Before I start drawing on the board, I spend some time getting a feel for its life energy, and that’s what directs the tip of my gel pen to bring out the board’s story.
And the stories are never boring.
(BTW, the image at the top of the screen is one of the photos in the exhibit.)
I’m so glad for the death threats a few of months ago. Without them, I would have been in some pretty deep shit a couple of months ago. I wouldn’t have been ready for this. I would have made a complete idiot of myself (and I don’t need any more of that). I would have failed miserably and hopelessly. I would have had to spend the rest of my life under my bed with an empty bottle of wine, crying.
But thanks to the promises of my unscheduled departure from this world if I didn’t do this at the end of the summer, I had time to do it right…and work out the 224,434,533.05 bugs that somehow crept into the very texture of the project. Things like font and formatting problems across platforms, sizing for devices, figuring out an efficient way to deliver the episodes…

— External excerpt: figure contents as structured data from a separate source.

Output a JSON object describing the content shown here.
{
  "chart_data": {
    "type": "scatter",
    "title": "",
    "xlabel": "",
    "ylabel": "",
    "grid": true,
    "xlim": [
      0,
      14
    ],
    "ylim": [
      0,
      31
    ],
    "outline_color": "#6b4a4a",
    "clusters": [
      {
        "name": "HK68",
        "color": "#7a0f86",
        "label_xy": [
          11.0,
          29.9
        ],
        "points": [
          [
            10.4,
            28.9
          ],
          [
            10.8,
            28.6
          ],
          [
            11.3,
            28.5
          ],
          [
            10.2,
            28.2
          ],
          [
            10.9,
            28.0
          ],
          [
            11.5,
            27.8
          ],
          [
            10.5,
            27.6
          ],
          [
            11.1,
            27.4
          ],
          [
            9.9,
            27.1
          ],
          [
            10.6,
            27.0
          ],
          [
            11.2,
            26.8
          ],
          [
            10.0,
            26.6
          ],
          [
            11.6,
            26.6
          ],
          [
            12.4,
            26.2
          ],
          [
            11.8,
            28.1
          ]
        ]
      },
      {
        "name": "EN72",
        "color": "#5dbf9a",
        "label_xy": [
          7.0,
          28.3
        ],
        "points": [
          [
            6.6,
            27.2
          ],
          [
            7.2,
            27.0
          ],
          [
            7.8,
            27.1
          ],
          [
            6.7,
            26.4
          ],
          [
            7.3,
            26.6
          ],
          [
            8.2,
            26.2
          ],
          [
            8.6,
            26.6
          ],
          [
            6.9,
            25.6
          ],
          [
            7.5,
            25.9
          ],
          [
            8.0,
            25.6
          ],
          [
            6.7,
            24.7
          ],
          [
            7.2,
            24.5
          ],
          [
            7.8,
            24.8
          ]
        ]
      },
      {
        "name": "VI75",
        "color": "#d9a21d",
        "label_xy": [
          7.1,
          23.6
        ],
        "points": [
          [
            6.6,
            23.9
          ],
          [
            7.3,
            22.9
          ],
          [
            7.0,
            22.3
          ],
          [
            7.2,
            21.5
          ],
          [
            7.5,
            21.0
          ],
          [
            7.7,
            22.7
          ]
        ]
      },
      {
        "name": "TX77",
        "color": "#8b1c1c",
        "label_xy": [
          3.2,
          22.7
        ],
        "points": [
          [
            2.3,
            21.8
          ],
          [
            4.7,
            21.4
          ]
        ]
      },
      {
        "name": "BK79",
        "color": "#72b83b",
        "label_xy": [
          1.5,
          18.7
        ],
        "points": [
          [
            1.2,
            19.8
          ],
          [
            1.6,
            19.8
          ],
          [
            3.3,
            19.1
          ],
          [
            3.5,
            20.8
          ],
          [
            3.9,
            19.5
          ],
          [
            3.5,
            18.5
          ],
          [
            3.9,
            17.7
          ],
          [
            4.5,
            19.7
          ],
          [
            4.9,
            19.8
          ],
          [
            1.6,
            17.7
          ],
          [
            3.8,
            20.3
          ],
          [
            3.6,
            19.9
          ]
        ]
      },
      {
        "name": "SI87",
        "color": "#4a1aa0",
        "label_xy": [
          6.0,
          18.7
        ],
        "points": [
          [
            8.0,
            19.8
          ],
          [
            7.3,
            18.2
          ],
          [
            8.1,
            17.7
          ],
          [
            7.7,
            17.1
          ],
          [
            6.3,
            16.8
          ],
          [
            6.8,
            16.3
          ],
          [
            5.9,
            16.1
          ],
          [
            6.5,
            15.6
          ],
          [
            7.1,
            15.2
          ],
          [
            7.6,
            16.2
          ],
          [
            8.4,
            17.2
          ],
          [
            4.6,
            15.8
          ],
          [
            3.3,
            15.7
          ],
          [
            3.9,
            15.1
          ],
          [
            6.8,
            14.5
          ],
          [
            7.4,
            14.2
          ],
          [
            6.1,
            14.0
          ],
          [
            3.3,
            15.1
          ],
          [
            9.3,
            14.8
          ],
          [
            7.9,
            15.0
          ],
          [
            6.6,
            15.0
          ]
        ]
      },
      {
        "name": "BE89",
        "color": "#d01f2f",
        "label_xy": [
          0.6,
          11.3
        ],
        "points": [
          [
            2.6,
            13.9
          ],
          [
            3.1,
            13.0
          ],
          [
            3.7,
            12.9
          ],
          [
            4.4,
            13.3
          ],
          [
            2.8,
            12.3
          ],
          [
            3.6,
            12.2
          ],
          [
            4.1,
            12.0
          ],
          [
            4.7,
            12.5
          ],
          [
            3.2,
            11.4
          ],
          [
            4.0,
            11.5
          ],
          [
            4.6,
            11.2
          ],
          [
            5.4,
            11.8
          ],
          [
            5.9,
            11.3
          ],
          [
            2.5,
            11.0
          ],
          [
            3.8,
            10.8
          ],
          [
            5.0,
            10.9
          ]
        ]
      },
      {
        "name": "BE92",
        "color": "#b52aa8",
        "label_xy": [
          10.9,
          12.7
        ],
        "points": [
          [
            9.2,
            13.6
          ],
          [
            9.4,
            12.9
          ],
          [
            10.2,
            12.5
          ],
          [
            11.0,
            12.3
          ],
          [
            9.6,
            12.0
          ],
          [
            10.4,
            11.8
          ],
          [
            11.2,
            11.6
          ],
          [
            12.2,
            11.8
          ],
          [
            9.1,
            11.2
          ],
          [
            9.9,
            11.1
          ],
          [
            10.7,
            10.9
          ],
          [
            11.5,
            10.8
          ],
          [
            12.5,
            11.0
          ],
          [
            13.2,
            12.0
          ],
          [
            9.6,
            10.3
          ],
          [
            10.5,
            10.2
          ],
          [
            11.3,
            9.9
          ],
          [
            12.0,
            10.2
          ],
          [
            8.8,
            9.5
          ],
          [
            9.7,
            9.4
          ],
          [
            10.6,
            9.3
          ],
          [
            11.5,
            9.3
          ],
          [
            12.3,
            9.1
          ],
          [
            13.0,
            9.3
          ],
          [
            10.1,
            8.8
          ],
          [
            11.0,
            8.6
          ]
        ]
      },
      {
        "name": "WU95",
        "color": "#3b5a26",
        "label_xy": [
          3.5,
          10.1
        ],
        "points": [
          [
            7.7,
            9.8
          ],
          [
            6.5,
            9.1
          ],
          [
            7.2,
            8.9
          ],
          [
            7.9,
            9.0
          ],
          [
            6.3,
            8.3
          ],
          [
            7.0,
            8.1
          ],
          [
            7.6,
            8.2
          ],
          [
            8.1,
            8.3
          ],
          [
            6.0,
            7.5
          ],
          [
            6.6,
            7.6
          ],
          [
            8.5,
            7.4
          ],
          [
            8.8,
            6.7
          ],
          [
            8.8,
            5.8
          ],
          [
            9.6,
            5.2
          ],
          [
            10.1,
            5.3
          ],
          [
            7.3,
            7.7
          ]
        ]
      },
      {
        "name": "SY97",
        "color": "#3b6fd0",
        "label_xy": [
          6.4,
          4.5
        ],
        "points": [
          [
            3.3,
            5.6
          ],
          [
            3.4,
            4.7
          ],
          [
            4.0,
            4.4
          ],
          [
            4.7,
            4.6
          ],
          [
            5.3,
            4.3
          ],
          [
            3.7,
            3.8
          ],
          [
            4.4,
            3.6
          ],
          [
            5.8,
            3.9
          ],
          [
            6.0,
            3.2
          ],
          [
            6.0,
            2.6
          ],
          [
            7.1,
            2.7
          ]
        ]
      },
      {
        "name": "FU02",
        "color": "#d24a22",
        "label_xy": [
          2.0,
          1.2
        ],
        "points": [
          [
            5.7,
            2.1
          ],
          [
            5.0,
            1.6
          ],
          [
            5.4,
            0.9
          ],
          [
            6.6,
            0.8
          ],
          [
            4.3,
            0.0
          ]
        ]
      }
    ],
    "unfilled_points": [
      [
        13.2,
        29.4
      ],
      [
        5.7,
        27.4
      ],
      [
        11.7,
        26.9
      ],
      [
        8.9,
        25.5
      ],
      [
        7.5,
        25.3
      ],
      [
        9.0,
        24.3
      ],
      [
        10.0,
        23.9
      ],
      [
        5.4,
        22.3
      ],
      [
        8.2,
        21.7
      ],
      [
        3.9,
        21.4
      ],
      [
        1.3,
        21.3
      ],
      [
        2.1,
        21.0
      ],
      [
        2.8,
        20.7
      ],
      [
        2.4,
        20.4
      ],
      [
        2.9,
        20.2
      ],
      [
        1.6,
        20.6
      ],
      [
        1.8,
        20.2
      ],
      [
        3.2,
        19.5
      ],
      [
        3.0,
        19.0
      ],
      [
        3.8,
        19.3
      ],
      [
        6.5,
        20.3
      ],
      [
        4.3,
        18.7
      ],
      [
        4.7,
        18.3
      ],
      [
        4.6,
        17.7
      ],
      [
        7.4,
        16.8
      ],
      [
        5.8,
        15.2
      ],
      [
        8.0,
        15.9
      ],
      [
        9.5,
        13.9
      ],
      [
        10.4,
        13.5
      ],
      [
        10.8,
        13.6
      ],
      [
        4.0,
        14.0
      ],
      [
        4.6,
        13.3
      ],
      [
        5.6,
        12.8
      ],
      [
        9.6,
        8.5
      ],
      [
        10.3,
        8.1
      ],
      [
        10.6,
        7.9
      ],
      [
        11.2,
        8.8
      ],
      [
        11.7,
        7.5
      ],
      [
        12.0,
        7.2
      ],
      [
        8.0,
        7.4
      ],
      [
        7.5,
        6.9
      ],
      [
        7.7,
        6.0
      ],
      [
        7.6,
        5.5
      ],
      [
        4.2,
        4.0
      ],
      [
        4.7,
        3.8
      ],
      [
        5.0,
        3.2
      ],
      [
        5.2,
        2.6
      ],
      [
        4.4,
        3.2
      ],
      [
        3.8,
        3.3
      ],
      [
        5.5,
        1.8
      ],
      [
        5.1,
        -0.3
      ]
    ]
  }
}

It was a lot, but I won’t get into that now. The first episode is up and was ready for everybody’s Sunday coffee break and that’s what I’m going to do for the next two and a half months…make sure each episode is up and ready for everybody’s coffee break, seven days a week, because we all drink coffee on the weekends, gallons of it, and most of it on our Sunday coffee break. Some of us go into work to do this; some of us have lost our jobs for doing this; some of us skip football to do some coffee break reading; some of us lead normal lives and haven’t read this far…
This is my promise, short of death by dismemberment and other means, I will have all 72 episodes ready each day except for one period where the order of life in the novel will require a week (Sept 30 – Oct 7) for everyone to take a breather and drink tea…just for the hell of drinking tea. And I won’t lie about this…I’m nervous. I spent a lot of time building things, working up a schedule that makes sense and a process for meeting the schedule, creating graphics and freebies that might actually have meaning for some people…and, of course, I had to write a novel.

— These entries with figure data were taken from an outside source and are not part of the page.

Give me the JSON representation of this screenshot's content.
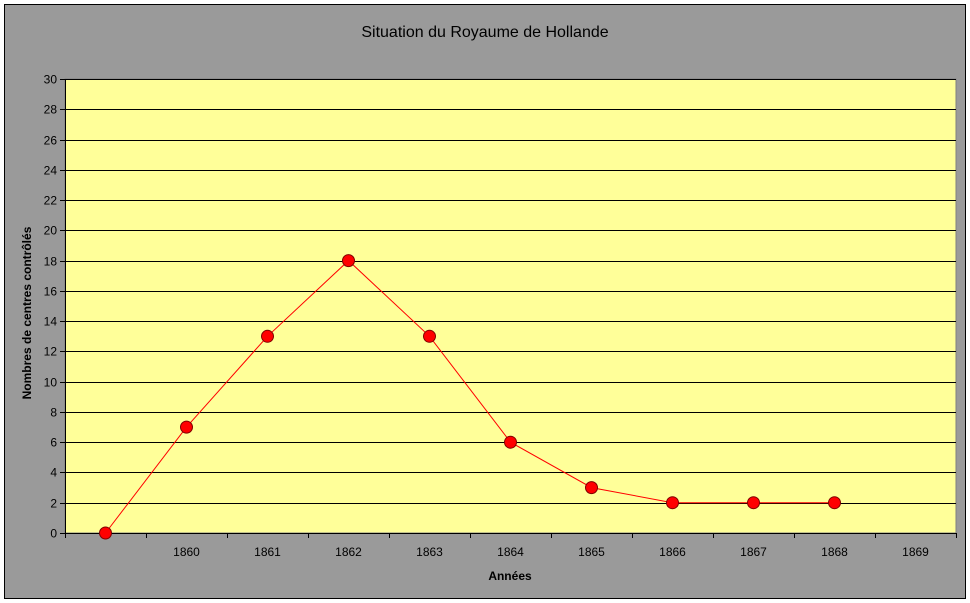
{
  "chart_data": {
    "type": "line",
    "title": "Situation du Royaume de Hollande",
    "xlabel": "Années",
    "ylabel": "Nombres de centres contrôlés",
    "x_tick_labels": [
      "",
      "1860",
      "1861",
      "1862",
      "1863",
      "1864",
      "1865",
      "1866",
      "1867",
      "1868",
      "1869"
    ],
    "y_ticks": [
      0,
      2,
      4,
      6,
      8,
      10,
      12,
      14,
      16,
      18,
      20,
      22,
      24,
      26,
      28,
      30
    ],
    "ylim": [
      0,
      30
    ],
    "grid": "horizontal",
    "legend": "none",
    "x": [
      1859,
      1860,
      1861,
      1862,
      1863,
      1864,
      1865,
      1866,
      1867,
      1868
    ],
    "values": [
      0,
      7,
      13,
      18,
      13,
      6,
      3,
      2,
      2,
      2
    ]
  },
  "colors": {
    "outer_background": "#9a9a9a",
    "plot_background": "#ffff99",
    "gridline": "#000000",
    "line": "#ff0000",
    "marker_fill": "#ff0000",
    "marker_stroke": "#800000"
  }
}
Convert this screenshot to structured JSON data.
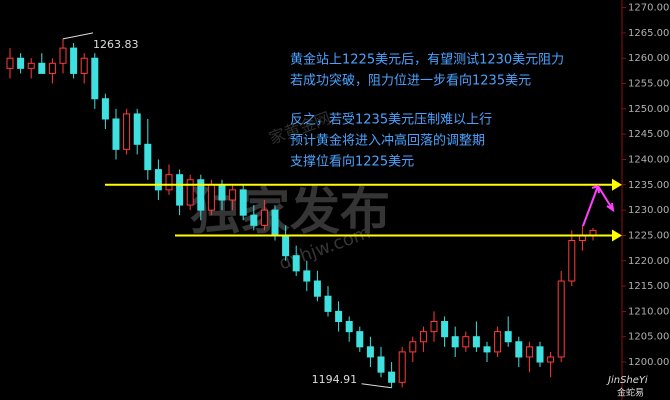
{
  "chart_data": {
    "type": "candlestick",
    "ylim": [
      1192.5,
      1271.5
    ],
    "yticks": [
      {
        "value": 1270,
        "label": "1270.00"
      },
      {
        "value": 1265,
        "label": "1265.00"
      },
      {
        "value": 1260,
        "label": "1260.00"
      },
      {
        "value": 1255,
        "label": "1255.00"
      },
      {
        "value": 1250,
        "label": "1250.00"
      },
      {
        "value": 1245,
        "label": "1245.00"
      },
      {
        "value": 1240,
        "label": "1240.00"
      },
      {
        "value": 1235,
        "label": "1235.00"
      },
      {
        "value": 1230,
        "label": "1230.00"
      },
      {
        "value": 1225,
        "label": "1225.00"
      },
      {
        "value": 1220,
        "label": "1220.00"
      },
      {
        "value": 1215,
        "label": "1215.00"
      },
      {
        "value": 1210,
        "label": "1210.00"
      },
      {
        "value": 1205,
        "label": "1205.00"
      },
      {
        "value": 1200,
        "label": "1200.00"
      }
    ],
    "up_color": "#ff3b3b",
    "down_color": "#3fe0e0",
    "line_color": "#ffff00",
    "ohlc": [
      [
        1258,
        1262,
        1256,
        1260
      ],
      [
        1260,
        1261,
        1257,
        1258
      ],
      [
        1258,
        1260,
        1256,
        1259
      ],
      [
        1259,
        1261,
        1257,
        1257
      ],
      [
        1257,
        1260,
        1255,
        1259
      ],
      [
        1259,
        1263.83,
        1257,
        1262
      ],
      [
        1262,
        1263,
        1256,
        1257
      ],
      [
        1257,
        1261,
        1255,
        1260
      ],
      [
        1260,
        1261,
        1250,
        1252
      ],
      [
        1252,
        1253,
        1246,
        1248
      ],
      [
        1248,
        1250,
        1240,
        1242
      ],
      [
        1242,
        1250,
        1241,
        1249
      ],
      [
        1249,
        1250,
        1241,
        1243
      ],
      [
        1243,
        1248,
        1236,
        1238
      ],
      [
        1238,
        1240,
        1232,
        1234
      ],
      [
        1234,
        1239,
        1233,
        1237
      ],
      [
        1237,
        1238,
        1229,
        1231
      ],
      [
        1231,
        1237,
        1230,
        1236
      ],
      [
        1236,
        1237,
        1228,
        1230
      ],
      [
        1230,
        1236,
        1229,
        1235
      ],
      [
        1235,
        1236,
        1230,
        1232
      ],
      [
        1232,
        1235,
        1230,
        1234
      ],
      [
        1234,
        1235,
        1228,
        1229
      ],
      [
        1229,
        1231,
        1226,
        1227
      ],
      [
        1227,
        1232,
        1226,
        1230
      ],
      [
        1230,
        1231,
        1224,
        1225
      ],
      [
        1225,
        1227,
        1220,
        1221
      ],
      [
        1221,
        1223,
        1217,
        1218
      ],
      [
        1218,
        1220,
        1214,
        1216
      ],
      [
        1216,
        1218,
        1212,
        1213
      ],
      [
        1213,
        1215,
        1209,
        1210
      ],
      [
        1210,
        1212,
        1206,
        1208
      ],
      [
        1208,
        1209,
        1204,
        1206
      ],
      [
        1206,
        1207,
        1202,
        1203
      ],
      [
        1203,
        1205,
        1199,
        1201
      ],
      [
        1201,
        1203,
        1197,
        1198
      ],
      [
        1198,
        1200,
        1194.91,
        1196
      ],
      [
        1196,
        1203,
        1195,
        1202
      ],
      [
        1202,
        1205,
        1200,
        1204
      ],
      [
        1204,
        1207,
        1202,
        1206
      ],
      [
        1206,
        1210,
        1204,
        1208
      ],
      [
        1208,
        1209,
        1203,
        1205
      ],
      [
        1205,
        1207,
        1201,
        1203
      ],
      [
        1203,
        1206,
        1202,
        1205
      ],
      [
        1205,
        1208,
        1202,
        1203
      ],
      [
        1203,
        1204,
        1200,
        1202
      ],
      [
        1202,
        1207,
        1201,
        1206
      ],
      [
        1206,
        1209,
        1203,
        1204
      ],
      [
        1204,
        1205,
        1199,
        1201
      ],
      [
        1201,
        1204,
        1198,
        1203
      ],
      [
        1203,
        1204,
        1199,
        1200
      ],
      [
        1200,
        1202,
        1197,
        1201
      ],
      [
        1201,
        1218,
        1200,
        1216
      ],
      [
        1216,
        1226,
        1215,
        1224
      ],
      [
        1224,
        1227,
        1222,
        1225
      ],
      [
        1225,
        1226.5,
        1224,
        1226
      ]
    ],
    "hlines": [
      1235,
      1225
    ],
    "annotations": [
      "黄金站上1225美元后，有望测试1230美元阻力",
      "若成功突破，阻力位进一步看向1235美元",
      "反之，若受1235美元压制难以上行",
      "预计黄金将进入冲高回落的调整期",
      "支撑位看向1225美元"
    ],
    "watermark": [
      "家黄金网",
      "独家发布",
      "dyhjw.com"
    ],
    "logo": [
      "JinSheYi",
      "金蛇易"
    ]
  }
}
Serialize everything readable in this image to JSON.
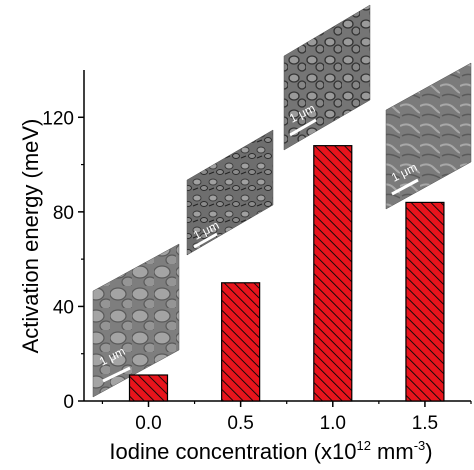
{
  "chart_data": {
    "type": "bar",
    "x": [
      0.0,
      0.5,
      1.0,
      1.5
    ],
    "values": [
      11,
      50,
      108,
      84
    ],
    "xlabel_main": "Iodine concentration (x10",
    "xlabel_sup1": "12",
    "xlabel_mid": " mm",
    "xlabel_sup2": "-3",
    "xlabel_end": ")",
    "ylabel": "Activation energy (meV)",
    "xlim": [
      -0.35,
      1.75
    ],
    "ylim": [
      0,
      140
    ],
    "xticks": [
      0.0,
      0.5,
      1.0,
      1.5
    ],
    "xtick_labels": [
      "0.0",
      "0.5",
      "1.0",
      "1.5"
    ],
    "yticks": [
      0,
      40,
      80,
      120
    ],
    "ytick_labels": [
      "0",
      "40",
      "80",
      "120"
    ],
    "bar_color": "#e8141c",
    "bar_hatch": "diagonal",
    "grid": false,
    "legend": "none",
    "inset_scale_label": "1 μm"
  }
}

It took almost eight years to write it…and that includes a year and a half of research to work out the logistics required to make the story believable; plus, I took a few years off to study photography and get a haircut. I used the storyboard for the novel to teach the concept of storyboarding to my creative writing students…the ones who are all better writers than me and didn’t really need to take the workshop. All they needed was this advice. (https://biffmitchell.files.wordpress.com/2019/09/writeanovel.pdf) But that’s another blog.
There’re seven main characters, and their names sound a bit similar. Well, maybe a lot similar. There’s a reason for this but I’m not going to tell you what it is because I don’t want to give away something that will make your skin crawl. It’ll all be revealed in time but, in the meantime, it might be a good idea to download the printable one page character guide.

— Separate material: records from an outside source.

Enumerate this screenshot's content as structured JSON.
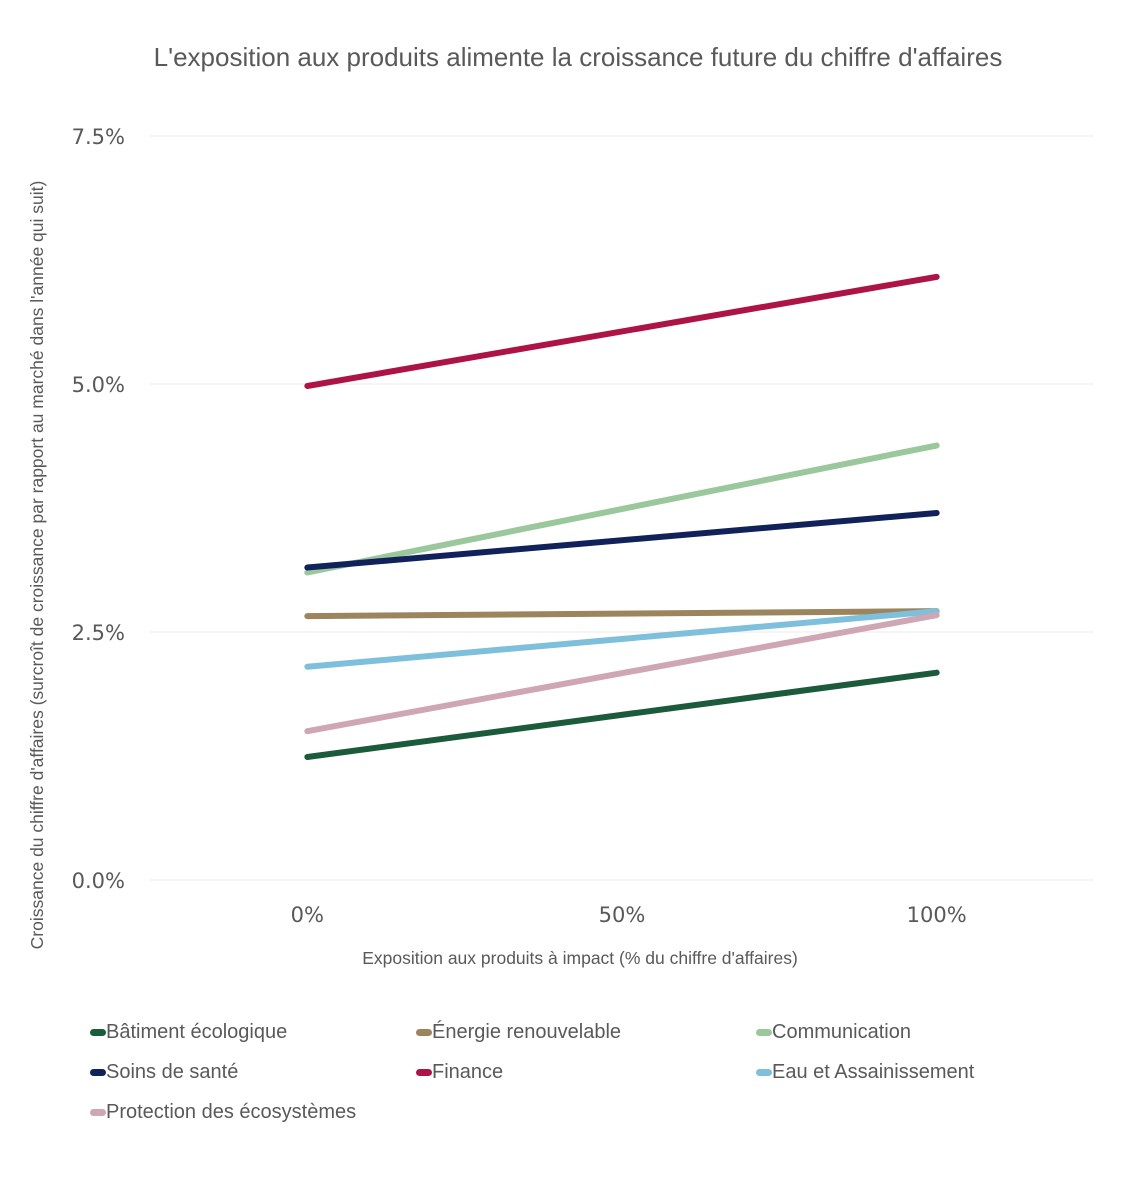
{
  "chart_data": {
    "type": "line",
    "title": "L'exposition aux produits alimente la croissance future du chiffre d'affaires",
    "xlabel": "Exposition aux produits à impact (% du chiffre d'affaires)",
    "ylabel": "Croissance du chiffre d'affaires (surcroît de croissance par rapport au marché dans l'année qui suit)",
    "x": [
      0,
      100
    ],
    "x_ticks": [
      0,
      50,
      100
    ],
    "x_tick_labels": [
      "0%",
      "50%",
      "100%"
    ],
    "xlim": [
      -25,
      125
    ],
    "y_ticks": [
      0,
      2.5,
      5.0,
      7.5
    ],
    "y_tick_labels": [
      "0.0%",
      "2.5%",
      "5.0%",
      "7.5%"
    ],
    "ylim": [
      0,
      7.5
    ],
    "grid": true,
    "legend_position": "bottom",
    "series": [
      {
        "name": "Bâtiment écologique",
        "color": "#1c5a3c",
        "values": [
          1.24,
          2.09
        ]
      },
      {
        "name": "Énergie renouvelable",
        "color": "#9c845c",
        "values": [
          2.66,
          2.71
        ]
      },
      {
        "name": "Communication",
        "color": "#9ac79c",
        "values": [
          3.1,
          4.38
        ]
      },
      {
        "name": "Soins de santé",
        "color": "#11215a",
        "values": [
          3.15,
          3.7
        ]
      },
      {
        "name": "Finance",
        "color": "#ad1445",
        "values": [
          4.98,
          6.08
        ]
      },
      {
        "name": "Eau et Assainissement",
        "color": "#7ebfdb",
        "values": [
          2.15,
          2.71
        ]
      },
      {
        "name": "Protection des écosystèmes",
        "color": "#cfa6b4",
        "values": [
          1.5,
          2.67
        ]
      }
    ]
  }
}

BTW, if you want to read the novel on your cell phone, you can read each episode in PDF form from the Welcome Page.
Today is Sunday. At exactly nine o’clock, I sipped a Columbian coffee I made with my French press from freshly ground beans and read the world’s first free daily coffee break novel. And I can hardly wait for the second episode…when things loosen up a bit and the humor kicks in.
(BTW, I’ll be posting each episode sometime between 6 and midnight each day.)